While the term ”visual storytelling” is fairly new, the idea and execution of visual storytelling isn’t, not even in the context of advertising and marketing.
With the onslaught of content and the decreasing attention span of the population, we need to use the quickest and most compelling means to attract and keep their attention.
Show, don’t tell.
A set of images (or a single image) can tell a story without any words. Everything on the page should help illuminate the thesis, add to the narrative and push the story forward.
Build intrigue with an image that encourages the viewer to dive in. Remember: Great stories have conflict and contrast. Avoid overexplaining.
Avoid the “sell.” Make sense for your brand. Let the viewer naturally buy in. Don’t underestimate your audience; they will spot your insincerity.
Make it move.
Every story should follow an arc of some sort. It may be a short cycle with a single image or a longer sequence that relies heavily on an arc to organize and direct the message.
Develop graphics and images that keep the arc in mind.

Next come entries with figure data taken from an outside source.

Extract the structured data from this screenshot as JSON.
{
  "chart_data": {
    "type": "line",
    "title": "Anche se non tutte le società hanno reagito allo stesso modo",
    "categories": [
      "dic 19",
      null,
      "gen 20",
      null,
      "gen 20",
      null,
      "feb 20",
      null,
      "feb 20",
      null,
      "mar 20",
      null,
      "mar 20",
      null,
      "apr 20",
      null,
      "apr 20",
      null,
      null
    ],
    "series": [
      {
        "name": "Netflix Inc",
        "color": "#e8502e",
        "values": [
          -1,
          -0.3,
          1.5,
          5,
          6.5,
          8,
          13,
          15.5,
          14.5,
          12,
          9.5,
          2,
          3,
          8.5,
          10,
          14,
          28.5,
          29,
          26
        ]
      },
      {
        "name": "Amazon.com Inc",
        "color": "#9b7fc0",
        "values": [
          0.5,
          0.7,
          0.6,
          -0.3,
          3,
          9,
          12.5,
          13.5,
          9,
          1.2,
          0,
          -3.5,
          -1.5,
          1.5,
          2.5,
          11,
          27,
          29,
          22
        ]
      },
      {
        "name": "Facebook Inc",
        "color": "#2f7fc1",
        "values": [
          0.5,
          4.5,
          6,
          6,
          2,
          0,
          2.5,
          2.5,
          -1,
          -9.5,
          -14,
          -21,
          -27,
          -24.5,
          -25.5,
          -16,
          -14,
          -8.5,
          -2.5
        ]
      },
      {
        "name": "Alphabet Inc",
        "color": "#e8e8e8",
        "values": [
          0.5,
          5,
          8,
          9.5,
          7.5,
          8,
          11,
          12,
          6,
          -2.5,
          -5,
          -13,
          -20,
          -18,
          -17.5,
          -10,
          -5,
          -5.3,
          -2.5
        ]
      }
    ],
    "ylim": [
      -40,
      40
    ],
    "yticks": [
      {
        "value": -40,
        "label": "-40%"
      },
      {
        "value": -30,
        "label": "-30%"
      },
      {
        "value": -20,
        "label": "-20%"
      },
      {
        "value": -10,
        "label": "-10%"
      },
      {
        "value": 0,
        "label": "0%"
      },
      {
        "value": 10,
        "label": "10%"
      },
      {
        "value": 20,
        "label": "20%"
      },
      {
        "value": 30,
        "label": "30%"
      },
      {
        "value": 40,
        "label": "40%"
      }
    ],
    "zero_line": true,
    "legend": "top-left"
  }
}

For example, during the rising action, images could inspire excitement or suspense, while closing graphics often give the audience a feeling of hope or hopelessness depending on the story’s intent.
Slapping a few icons next to some type isn’t going to lead to great visual storytelling. Start with the story; give it time to develop and evolve. The writer and designer should be partnered from the beginning. Write, rewrite and refine. Write, rewrite and refine.
Visual storytelling has been around for as long as human beings have; it unites us with shared observations and experiences. For marketers, visual storytelling can distill complex information into an eye-catching, easy to absorb format that will spread your message, define your brand and entertain your consumers—today and for years to come.